Je länger Hewlitt redete, desto besser konnte er sich an einige Vorkommnisse erinnern, von denen einige sogar zu seinem großen Erstaunen in seiner Krankenakte festgehalten worden waren. Der Rest war eine langweilige Aufzählung all der Hautausschläge, die man als Kind und Jugendlicher erleidet, sowie diverser Verletzungen, die er sich in der Schule oder zu Hause zugezogen hatte. Natürlich hatte er sich einige Male in den Finger geschnitten, sich den Kopf gestoßen oder sich die Knie aufgeschlagen, aber nie war etwas Ernsthaftes oder Langwieriges dabeigewesen. Die Schnittwunden und Abschürfungen waren stets im Nu verheilt, selbst wenn die eine oder andere Wunde zunächst so schlimm ausgesehen hatte, als hätte sie sofort genäht werden müssen.

»Als ich jung war, mochte ich keine Ärzte, weil sie darauf bestanden, mir Medikamente zu verschreiben, nach deren Einnahme es mir immer nur schlechter anstatt besser ging«, fuhr er fort. »Zuerst befürchtete ich, daß Medalont genauso vorgehen wollte, doch hat er mir zu meiner großen Verwunderung überhaupt keine Medikamente verschrieben, und mit Ausnahme des Herzstillstands in der ersten Nacht habe ich bislang keinerlei Beschwerden gehabt. Soll ich weitererzählen, Padre? Sind das ungefähr die Informationen, die Sie von mir haben wollen?«

»Ich weiß selbst nicht genau, was ich wissen will und wonach ich suche, ja noch nicht einmal, ob ich einen wichtigen Anhaltspunkt sofort als solchen erkennen würde, wenn ich auf ihn stoße, Patient Hewlitt«, erwiderte der Tarlaner. »Wenn allerdings all das, was Sie und Ihre Ärzte sagen, wahr ist und man die beiden unerklärlichen Ereignisse, in die Sie hier im Krankenhaus verwickelt waren, mit einbezieht, dann bleibt für mich bislangnur eine einleuchtende Erklärung übrig, wenngleich ich mich nur äußerst widerwillig damit abfinden kann.«

Der Tarlaner beugte sich derart weit über das Bett, daß Hewlitt sich fragte, ob dessen im Grunde von Natur aus standfester Körper womöglich doch das Gleichgewicht verlieren und auf ihn fallen könnte.
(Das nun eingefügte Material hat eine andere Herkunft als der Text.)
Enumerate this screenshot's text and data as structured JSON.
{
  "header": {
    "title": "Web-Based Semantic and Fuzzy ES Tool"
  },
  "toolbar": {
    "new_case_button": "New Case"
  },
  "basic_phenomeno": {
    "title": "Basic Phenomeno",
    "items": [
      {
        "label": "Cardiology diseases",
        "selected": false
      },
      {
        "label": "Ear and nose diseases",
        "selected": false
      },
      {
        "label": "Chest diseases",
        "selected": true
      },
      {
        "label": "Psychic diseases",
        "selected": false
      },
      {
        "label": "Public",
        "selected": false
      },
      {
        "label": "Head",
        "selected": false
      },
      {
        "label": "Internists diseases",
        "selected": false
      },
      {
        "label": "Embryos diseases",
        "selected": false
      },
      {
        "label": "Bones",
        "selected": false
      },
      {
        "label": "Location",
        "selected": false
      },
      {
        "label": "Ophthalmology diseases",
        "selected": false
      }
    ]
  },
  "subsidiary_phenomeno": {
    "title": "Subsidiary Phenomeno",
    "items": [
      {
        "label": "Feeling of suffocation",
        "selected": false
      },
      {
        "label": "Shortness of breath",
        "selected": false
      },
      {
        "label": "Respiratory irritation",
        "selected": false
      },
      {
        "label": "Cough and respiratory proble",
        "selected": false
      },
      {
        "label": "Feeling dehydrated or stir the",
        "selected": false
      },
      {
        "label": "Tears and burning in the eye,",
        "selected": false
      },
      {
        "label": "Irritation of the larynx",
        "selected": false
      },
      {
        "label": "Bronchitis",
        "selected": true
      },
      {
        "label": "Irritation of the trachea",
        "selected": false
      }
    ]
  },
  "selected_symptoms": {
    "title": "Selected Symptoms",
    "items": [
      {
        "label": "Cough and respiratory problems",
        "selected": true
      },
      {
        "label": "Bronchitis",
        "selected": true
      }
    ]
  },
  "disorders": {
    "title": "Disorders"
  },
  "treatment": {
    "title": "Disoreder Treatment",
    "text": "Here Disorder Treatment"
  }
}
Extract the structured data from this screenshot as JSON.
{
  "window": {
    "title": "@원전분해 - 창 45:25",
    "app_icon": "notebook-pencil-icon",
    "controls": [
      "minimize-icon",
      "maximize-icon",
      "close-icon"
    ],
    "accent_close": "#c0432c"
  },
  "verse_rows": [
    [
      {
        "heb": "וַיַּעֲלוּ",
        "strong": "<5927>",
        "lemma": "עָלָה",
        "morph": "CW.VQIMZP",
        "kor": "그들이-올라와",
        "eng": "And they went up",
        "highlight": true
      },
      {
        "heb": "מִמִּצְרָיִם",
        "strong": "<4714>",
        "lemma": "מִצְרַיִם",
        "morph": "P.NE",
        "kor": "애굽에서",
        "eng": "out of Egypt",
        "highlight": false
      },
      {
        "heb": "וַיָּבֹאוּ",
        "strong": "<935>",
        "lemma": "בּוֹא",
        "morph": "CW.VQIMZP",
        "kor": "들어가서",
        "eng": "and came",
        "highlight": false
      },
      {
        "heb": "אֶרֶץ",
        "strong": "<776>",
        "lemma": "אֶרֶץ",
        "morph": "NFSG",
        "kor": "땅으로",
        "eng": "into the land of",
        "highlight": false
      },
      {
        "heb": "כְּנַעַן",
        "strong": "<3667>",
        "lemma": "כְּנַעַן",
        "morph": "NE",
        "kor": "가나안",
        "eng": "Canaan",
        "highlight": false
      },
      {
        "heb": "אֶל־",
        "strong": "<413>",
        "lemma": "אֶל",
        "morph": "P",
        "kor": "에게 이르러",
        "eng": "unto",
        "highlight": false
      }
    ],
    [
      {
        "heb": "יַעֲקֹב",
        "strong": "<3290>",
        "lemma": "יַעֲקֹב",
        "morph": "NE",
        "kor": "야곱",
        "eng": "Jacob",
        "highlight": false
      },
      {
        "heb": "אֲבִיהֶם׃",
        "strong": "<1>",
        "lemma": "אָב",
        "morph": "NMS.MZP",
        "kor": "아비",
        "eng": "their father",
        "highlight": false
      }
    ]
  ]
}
Die Gesichtszüge des Padre waren zwar nicht zu deuten, doch war seine Anspannung fast physisch spürbar, als er fragte: »Gehören Sie eigentlich einer religiösen Sekte an, Patient Hewlitt?«

»Nein.«

»Gehörten denn Ihre Eltern einer Religionsgemeinschaft an? Oder Ihre Großeltern vielleicht, bei denen Sie ja später aufgewachsen sind? Dabei dürfte es sich höchstwahrscheinlich um eine kleinere Sekte gehandelt haben, weil es ihr nicht möglich war, eine Bevölkerung mit einer größtenteils materialistischen Weltanschauung zu missionieren. Die nur sehr wenigen Mitglieder dieser Sekte dürften jedoch höchst moralische Grundsätze gehabt haben und äußerst fromm und zutiefst von ihrem Glauben überzeugt gewesen sein. Auch wenn Sie zu jener Zeit noch sehr jung gewesen sind, sind Sie von Ihren Eltern, Großeltern oder irgendwelchen Lehrern in den Glaubensgrundsätzen einer solchen Sekte unterwiesen worden?«

»Nein«, erklärte Hewlitt von neuem.

»Sie sollten sich mehr Zeit gönnen, wenn Sie sich an die Zeit erinnern«, riet ihm Lioren. »Bitte denken Sie noch einmal genau darüber nach.«

Der Körper des Padre richtete sich in schlängelnden Bewegungen wieder auf, und Hewlitt war sich nicht sicher, ob diese Geste Entspannung oder Enttäuschung ausdrücken sollte.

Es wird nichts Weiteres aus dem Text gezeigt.